The instrument, made in 1707 by Italian violinmaker Antonio Stradivari and known as The Hammer, sold at Christie’s auction house for $3,544,000 after less than five minutes of bidding in an atmosphere that alternated between humorous and tense.

The winning bid, which included the auction house’s commission, broke the previous record of $2,032,000, paid for another Stradivarius, The Lady Tennant, at Christie’s in April 2005, the auction house said.

“These last two years of sales in New York have solidified the fact that the center of the fine violin market is right here in New York City,” said Kerry K. Keane, who heads Christie’s department of musical instruments and was the proxy for the anonymous telephone bidder who bought the violin Tuesday.

Keane described the new owner only as “a gentleman who is international” and a “benefactor and patron of the arts” who loves classical music.

The violin, which had been expected to sell for between $1.5 million and $2.5 million, likely will be heard soon on stages worldwide, said Keane, declining to elaborate.

The violin’s consigner, who also wanted to remain anonymous, bought it privately in 1992 from an estate, Keane said, and loaned it to violinists including Kyoko Takezawa, an orchestral soloist, recitalist and recording artist who has performed with many of the world’s top orchestras.

The violin, made in Cremona, Italy, is considered part of Stradivari’s golden period. Musicians and collectors covet the violins he made from 1700 to 1720 because of their beauty and superior sound, Christie’s said.

A violinist and teacher brought the violin to the United States in 1911. Since then it’s belonged to various owners.

Its name, The Hammer, comes from Christian Hammer, a 19th-century Swedish collector.

Bidding for the 14-inch-long instrument, which was propped in front of the auctioneer’s podium, started at $700,000 and quickly rose to $1 million. Then, two telephone bidders faced off.

Gasps, whispers and titters occasionally punctuated the room as the price tag climbed. Once it reached $1.8 million, Keane said, his bidder seemed reluctant.

“I could feel the wheels turning in his head,” said Keane, who asked the man if he wanted to cut the bidding increments; the bidder said yes.

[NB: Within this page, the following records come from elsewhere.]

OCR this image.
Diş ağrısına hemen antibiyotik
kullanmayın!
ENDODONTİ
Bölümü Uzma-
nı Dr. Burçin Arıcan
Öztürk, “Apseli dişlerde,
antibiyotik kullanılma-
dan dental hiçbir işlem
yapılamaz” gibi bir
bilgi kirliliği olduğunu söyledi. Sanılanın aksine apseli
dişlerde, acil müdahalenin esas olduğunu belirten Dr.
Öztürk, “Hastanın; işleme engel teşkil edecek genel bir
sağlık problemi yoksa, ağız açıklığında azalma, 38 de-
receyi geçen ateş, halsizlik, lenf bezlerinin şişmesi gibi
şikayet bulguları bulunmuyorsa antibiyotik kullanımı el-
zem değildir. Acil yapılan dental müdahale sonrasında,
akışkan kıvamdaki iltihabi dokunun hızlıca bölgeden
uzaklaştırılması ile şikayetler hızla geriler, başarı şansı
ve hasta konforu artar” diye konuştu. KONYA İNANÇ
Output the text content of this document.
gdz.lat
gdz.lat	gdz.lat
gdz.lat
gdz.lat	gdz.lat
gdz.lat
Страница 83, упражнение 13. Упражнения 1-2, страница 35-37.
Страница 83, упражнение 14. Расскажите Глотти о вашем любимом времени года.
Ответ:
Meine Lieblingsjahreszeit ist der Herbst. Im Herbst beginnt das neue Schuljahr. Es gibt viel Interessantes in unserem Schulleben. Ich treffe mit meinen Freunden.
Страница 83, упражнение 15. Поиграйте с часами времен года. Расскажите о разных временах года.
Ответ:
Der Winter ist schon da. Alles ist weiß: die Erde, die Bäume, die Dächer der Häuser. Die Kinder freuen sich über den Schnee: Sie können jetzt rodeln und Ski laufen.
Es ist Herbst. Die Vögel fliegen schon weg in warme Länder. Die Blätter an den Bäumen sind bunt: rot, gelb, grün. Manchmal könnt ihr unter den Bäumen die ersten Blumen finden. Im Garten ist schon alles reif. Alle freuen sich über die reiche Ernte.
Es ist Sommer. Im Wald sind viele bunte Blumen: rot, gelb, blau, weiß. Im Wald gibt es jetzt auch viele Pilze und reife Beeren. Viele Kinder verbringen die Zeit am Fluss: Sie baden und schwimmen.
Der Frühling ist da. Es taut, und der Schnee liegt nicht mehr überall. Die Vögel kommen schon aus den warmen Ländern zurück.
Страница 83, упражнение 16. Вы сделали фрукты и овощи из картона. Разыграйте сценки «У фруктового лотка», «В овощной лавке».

The auctioneer, Paul Provost, cut the bidding increments to $50,000 from $100,000. The bidding crawled back and forth until it reached $3 million, when the couple of hundred people in the room erupted into applause.

After a few more rounds, it was over.

“I have to admit it took my breath away,” Keane said afterward.

Keane explained that the cachet of an instrument’s maker and its quality, condition, freshness to the market, previous owners and fashionableness determine what it will fetch.

“This violin has all six of them, and it’s rare that that happens in the auction room,” Keane said. “It’s always been fashionable to own a Stradivari.”